Manual Flush() or CompactRange() can stall in 7.04, 7.3.1, 8.67, 9.7 #13280
Description
It is possible to stall/hang the thread calling Flush() or CompactRange if min_write_buffer_number_to_merge is greater than 1. We previously used v6.20.3 which never had this problem.
Expected behavior
Calls to Flush() or CompactRange() never stall/hang calling thread when min_write_buffer_number_to_merge is greater than 1.
Actual behavior
rocksdb::DBImpl::WaitForFlushMemTables() will wait forever, or until some other activity causes a buffer omitted by PickMemtablesToFlush() to flush.
Steps to reproduce the behavior
Stack trace of the hung thread in v7.3.1 looks like this:
#6 0x00007febda17b9ad in rocksdb::DBImpl::WaitForFlushMemTables (this=0x7feb04cc9300, cfds=..., flush_memtable_ids=..., resuming_from_bg_err=false) at /stardog/libs/rocksdb/db/db_impl/db_impl_compaction_flush.cc:2355
#7 0x00007febda17a1d7 in rocksdb::DBImpl::FlushMemTable (this=0x7feb04cc9300, cfd=0x7febd127c140, flush_options=..., flush_reason=rocksdb::FlushReason::kManualFlush, writes_stopped=false) at /stardog/libs/rocksdb/db/db_impl/db_impl_compaction_flush.cc:2101
#8 0x00007febda177dfb in rocksdb::DBImpl::Flush (this=0x7feb04cc9300, flush_options=..., column_family=0x7fecfeb9b650) at /stardog/libs/rocksdb/db/db_impl/db_impl_compaction_flush.cc:1711
#9 0x00007febd9f4d612 in rocksdb::StackableDB::Flush (this=0x7febd394eeb0, fopts=..., column_family=0x7fecfeb9b650) at /home/mmaszewski/.gradle/caches/8.11/transforms/da103af47e391520fee616b7e7f114b5/transformed/cpp-api-headers/rocksdb/utilities/stackable_db.h:344
Call sequence of background thread looks like this:
FlushMemTableToOutputFile needs_to_sync_closed_wals 1, GetLatestMemTableID 101 (~line 194 db_impl_compaction_flush.cc)

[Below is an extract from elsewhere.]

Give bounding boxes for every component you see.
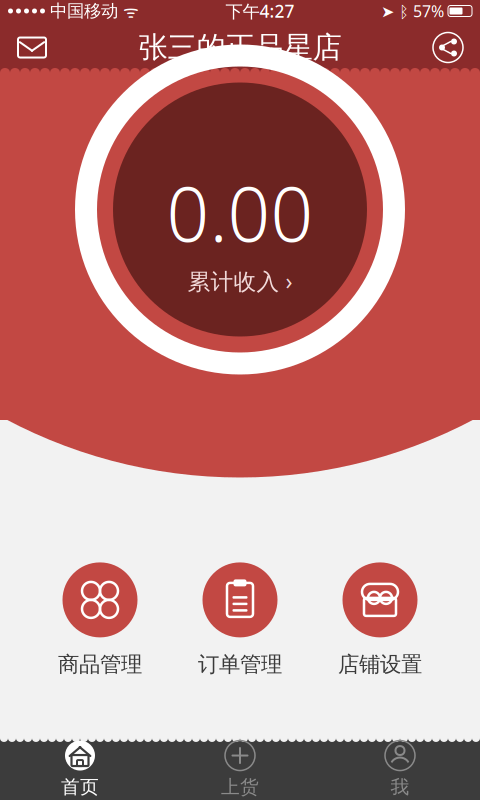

FlushMemTableToOutputFile-2 needs_to_sync_closed_wals 1, GetLatestMemTableID 102 (~line 231 db_impl_compaction_flush.cc)
break in PickMemtablesToFlush: GetID 102, max_memtable_id 101 (~line 365 in memtable_list.cc)
The background thread will not schedule a follow-up flush job because IsFlushPending() (~line 332 memtable_list.cc) sees that the num_flush_not_started_ is less than min_write_buffer_number_to_merge_.
Calling SyncWAL() immediately prior to Flush() or CompactRange() is not reliable. Works sometimes, sometimes not.
Only known workaround at this point is setting min_write_buffer_number_to_merge to 1.
I am currently looking for ways to enhance IsFlushPending() to override the comparison of num_flush_not_started_ to min_write_buffer_to_merge_ if manual flush/compact active.